Starting your college search: The Major

Ready to start your college search? While there are lots of college search websites out there, most persume you already know what you want (location, size, major etc.). What if you have no idea? So there are several ways you can go. Let’s start with the Major. Firstly, some systems evaluate you by the major you plan to study (UK, Korea, Hong Kong, Singapore, Australia, New Zeland, virtually all of Latin America and Europe. For these system, your high school preparation is essential. So let’s start with what UK universities recommend. The Russell Group publishes Informed Choices, a guide to high school preparation. For example:

Archaeology

ESSENTIAL ADVANCED LEVEL QUALIFICATIONS

None

USEFUL ADVANCED LEVEL QUALIFICATIONS

Geography, History or science subjects can all be useful.

Here is another

Medicine

ESSENTIAL ADVANCED LEVEL QUALIFICATIONS

If you do Chemistry, Biology and one from Mathematics or Physics you will 

keep all the medical schools open to you. If you do Chemistry and Biology 

you will keep open the vast majority. If you do Chemistry and one from 

Mathematics and Physics you will limit your range of choices much more.

USEFUL ADVANCED LEVEL QUALIFICATIONS

Further Mathematics or a contrasting (non-science) subject, Computing/

Computer Science.

 

If UK or other direct entry destinations, they not only look at your preparation, but also your suitability. Whih major is right for you? check out UK Course Finder

Which university has a series of subject specifc guides:

 Here is what the guide for Psychology looks like:

If you’re thinking of studying a psychology degree at university, make sure your A-level line-up ticks admissions tutors’ boxes…

Psychology and other social sciences like sociology are popular degrees normally open to you with any A-levels. However, certain A-level subject choices will help prepare you for studying psychology at degree level, and may give you an edge over other applicants.

Essential A-levels (or equivalent)

  • A few courses ask for one or more from biology, chemistry, maths or physics.

Useful A-levels (or equivalent)

  • Biology.
  • Maths.
  • Psychology.
  • Sociology.

Other typical A-levels taken by current psychology students

  • English.
  • General studies.
  • History.

Take a look at individual psychology courses on Which? University to find out the most popular subjects students studied before attending.

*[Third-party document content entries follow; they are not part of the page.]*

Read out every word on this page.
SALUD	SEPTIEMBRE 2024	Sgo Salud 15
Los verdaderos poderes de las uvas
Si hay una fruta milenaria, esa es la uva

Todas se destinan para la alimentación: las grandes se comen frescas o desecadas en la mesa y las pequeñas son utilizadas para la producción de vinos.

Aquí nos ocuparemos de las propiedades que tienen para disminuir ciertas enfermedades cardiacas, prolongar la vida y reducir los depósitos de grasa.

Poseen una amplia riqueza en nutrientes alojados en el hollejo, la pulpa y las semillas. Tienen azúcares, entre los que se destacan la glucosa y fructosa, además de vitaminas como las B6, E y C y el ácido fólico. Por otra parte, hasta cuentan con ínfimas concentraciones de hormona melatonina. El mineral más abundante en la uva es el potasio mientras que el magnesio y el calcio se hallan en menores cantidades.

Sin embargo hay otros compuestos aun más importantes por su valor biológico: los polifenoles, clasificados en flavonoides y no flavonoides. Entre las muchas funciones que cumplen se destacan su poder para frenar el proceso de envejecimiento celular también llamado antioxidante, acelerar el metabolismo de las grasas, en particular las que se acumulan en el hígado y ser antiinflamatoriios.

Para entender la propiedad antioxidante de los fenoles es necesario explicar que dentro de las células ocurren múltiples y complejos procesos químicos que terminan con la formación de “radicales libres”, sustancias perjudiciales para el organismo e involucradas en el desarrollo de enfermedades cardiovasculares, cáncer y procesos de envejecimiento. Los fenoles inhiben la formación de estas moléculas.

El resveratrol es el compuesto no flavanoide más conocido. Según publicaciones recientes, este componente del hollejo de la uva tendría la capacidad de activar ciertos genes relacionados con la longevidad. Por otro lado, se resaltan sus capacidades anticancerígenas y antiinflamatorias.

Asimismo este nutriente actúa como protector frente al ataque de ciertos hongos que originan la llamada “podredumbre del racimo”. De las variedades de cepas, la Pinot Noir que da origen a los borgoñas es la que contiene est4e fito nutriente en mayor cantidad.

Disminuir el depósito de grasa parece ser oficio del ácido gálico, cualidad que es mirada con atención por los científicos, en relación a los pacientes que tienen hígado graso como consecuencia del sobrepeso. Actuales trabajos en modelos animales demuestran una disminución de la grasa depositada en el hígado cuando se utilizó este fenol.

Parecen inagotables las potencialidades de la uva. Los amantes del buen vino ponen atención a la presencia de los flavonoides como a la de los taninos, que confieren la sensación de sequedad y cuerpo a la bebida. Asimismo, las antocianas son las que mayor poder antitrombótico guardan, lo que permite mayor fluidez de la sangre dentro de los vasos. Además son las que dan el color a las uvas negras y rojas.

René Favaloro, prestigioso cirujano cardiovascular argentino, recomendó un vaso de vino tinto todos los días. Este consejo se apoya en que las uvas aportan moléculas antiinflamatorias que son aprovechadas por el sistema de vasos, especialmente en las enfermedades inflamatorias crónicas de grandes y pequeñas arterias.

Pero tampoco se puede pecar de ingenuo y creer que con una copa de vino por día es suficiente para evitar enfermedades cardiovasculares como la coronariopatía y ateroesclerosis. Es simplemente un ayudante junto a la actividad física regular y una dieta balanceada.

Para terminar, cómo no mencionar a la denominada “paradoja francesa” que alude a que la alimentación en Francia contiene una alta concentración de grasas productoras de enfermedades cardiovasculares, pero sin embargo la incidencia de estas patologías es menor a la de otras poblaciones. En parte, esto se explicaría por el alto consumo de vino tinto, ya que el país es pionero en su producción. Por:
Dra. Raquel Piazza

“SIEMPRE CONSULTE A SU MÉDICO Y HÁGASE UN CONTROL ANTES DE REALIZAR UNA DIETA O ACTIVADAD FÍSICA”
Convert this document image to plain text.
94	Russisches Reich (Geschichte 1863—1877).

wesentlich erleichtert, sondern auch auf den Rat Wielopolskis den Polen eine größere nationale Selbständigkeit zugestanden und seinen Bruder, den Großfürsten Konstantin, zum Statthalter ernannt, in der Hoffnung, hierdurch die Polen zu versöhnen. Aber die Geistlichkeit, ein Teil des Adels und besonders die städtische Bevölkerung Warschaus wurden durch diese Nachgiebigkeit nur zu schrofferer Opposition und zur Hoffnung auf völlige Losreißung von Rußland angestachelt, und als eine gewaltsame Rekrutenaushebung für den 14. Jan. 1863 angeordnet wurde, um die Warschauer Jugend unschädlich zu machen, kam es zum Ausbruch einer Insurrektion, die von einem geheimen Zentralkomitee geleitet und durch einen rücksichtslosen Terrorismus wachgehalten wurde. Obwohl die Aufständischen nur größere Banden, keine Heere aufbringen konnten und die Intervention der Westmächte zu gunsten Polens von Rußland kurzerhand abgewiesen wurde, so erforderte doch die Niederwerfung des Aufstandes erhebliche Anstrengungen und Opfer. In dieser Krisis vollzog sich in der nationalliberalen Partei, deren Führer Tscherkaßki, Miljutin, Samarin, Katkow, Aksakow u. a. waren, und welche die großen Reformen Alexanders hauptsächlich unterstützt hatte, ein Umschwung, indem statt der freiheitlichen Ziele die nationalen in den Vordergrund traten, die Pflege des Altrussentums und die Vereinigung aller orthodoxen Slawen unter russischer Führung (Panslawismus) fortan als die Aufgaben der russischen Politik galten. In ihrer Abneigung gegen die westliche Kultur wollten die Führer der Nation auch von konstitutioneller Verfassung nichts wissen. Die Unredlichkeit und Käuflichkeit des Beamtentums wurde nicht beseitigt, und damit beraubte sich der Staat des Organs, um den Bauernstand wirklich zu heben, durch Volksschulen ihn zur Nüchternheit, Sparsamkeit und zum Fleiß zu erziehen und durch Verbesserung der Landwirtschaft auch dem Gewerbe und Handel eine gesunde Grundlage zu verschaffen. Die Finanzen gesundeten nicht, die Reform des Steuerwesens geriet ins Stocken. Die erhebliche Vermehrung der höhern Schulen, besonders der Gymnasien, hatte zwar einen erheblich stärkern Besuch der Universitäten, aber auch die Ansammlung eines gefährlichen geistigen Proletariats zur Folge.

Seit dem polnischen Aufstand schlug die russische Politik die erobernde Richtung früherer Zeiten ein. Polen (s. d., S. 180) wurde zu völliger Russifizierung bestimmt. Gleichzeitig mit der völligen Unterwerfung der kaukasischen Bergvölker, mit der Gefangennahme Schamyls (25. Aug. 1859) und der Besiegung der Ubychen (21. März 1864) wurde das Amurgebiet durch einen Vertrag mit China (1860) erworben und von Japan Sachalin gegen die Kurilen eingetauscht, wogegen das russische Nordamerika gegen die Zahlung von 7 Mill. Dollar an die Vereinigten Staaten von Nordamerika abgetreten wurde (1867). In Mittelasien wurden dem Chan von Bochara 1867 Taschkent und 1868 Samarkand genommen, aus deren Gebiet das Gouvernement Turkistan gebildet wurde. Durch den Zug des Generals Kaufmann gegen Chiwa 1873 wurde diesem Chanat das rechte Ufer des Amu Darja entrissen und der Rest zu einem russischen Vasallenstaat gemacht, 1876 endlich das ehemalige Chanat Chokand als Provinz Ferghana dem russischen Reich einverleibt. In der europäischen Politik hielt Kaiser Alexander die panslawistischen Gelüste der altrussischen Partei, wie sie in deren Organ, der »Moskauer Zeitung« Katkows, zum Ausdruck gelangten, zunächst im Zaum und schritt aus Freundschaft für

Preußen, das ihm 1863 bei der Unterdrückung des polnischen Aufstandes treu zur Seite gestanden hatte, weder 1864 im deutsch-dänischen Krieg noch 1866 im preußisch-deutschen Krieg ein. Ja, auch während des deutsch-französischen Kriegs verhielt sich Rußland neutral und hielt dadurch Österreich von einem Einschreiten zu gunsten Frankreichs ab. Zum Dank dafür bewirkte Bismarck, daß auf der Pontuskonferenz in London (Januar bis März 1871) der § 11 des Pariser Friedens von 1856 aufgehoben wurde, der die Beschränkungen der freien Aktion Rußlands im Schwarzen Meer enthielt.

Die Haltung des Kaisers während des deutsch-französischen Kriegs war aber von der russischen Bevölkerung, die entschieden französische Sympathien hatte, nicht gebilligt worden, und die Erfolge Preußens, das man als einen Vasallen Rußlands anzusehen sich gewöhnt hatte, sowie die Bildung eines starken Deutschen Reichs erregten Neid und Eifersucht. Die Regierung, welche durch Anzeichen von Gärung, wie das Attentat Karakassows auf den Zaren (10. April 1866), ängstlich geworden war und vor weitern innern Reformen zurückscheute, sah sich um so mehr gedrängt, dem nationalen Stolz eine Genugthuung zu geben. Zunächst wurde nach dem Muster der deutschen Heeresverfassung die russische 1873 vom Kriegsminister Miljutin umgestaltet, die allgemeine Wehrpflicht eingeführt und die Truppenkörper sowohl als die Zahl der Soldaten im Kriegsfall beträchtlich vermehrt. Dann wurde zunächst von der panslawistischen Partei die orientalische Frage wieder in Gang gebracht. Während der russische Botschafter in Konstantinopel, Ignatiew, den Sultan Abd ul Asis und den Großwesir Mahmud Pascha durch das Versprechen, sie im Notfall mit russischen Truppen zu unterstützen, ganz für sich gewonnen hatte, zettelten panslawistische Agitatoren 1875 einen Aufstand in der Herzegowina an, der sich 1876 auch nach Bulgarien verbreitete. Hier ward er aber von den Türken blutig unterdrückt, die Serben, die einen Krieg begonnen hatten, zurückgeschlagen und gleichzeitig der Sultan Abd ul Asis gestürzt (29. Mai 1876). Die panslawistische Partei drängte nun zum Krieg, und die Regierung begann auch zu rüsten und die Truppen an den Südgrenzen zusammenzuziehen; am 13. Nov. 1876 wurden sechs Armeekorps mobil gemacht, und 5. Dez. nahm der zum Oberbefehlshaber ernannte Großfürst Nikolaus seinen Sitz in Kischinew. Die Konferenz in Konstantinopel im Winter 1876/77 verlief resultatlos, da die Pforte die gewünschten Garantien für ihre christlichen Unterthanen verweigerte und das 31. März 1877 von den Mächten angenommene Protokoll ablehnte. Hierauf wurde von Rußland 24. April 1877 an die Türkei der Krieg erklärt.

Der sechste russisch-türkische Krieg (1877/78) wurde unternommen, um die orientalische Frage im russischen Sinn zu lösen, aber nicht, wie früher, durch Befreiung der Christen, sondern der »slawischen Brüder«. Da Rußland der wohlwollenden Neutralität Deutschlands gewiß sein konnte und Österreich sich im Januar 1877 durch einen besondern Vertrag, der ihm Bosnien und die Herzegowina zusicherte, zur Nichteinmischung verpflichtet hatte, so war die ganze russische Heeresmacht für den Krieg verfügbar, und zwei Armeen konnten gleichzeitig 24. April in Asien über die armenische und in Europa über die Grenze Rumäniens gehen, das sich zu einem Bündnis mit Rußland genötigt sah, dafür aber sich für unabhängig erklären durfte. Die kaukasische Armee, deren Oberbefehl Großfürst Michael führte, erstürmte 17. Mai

Do note that many degrees will be open to you whichever A-levels you choose. Some courses will be happy with a subject just at AS-level while some courses may want the full A-level – something to check before you finalise your A-level choices in Year 12.

Similar subject areas…

  • Sociology.
  • Criminology.
  • Behavioural sciences.

Remember that even similar subjects may have slightly different A-level requirements to psychology, so if you want to keep your degree options open, be sure to check the entry requirements on specific courses.

As you will note, it uses A-levels, but you can easily subsitute AP or IB (in general HL) to ensure you have the right preparation. As you can see it is more generalized, so the student would be wise to visit each university webpage to look at what the specifically require.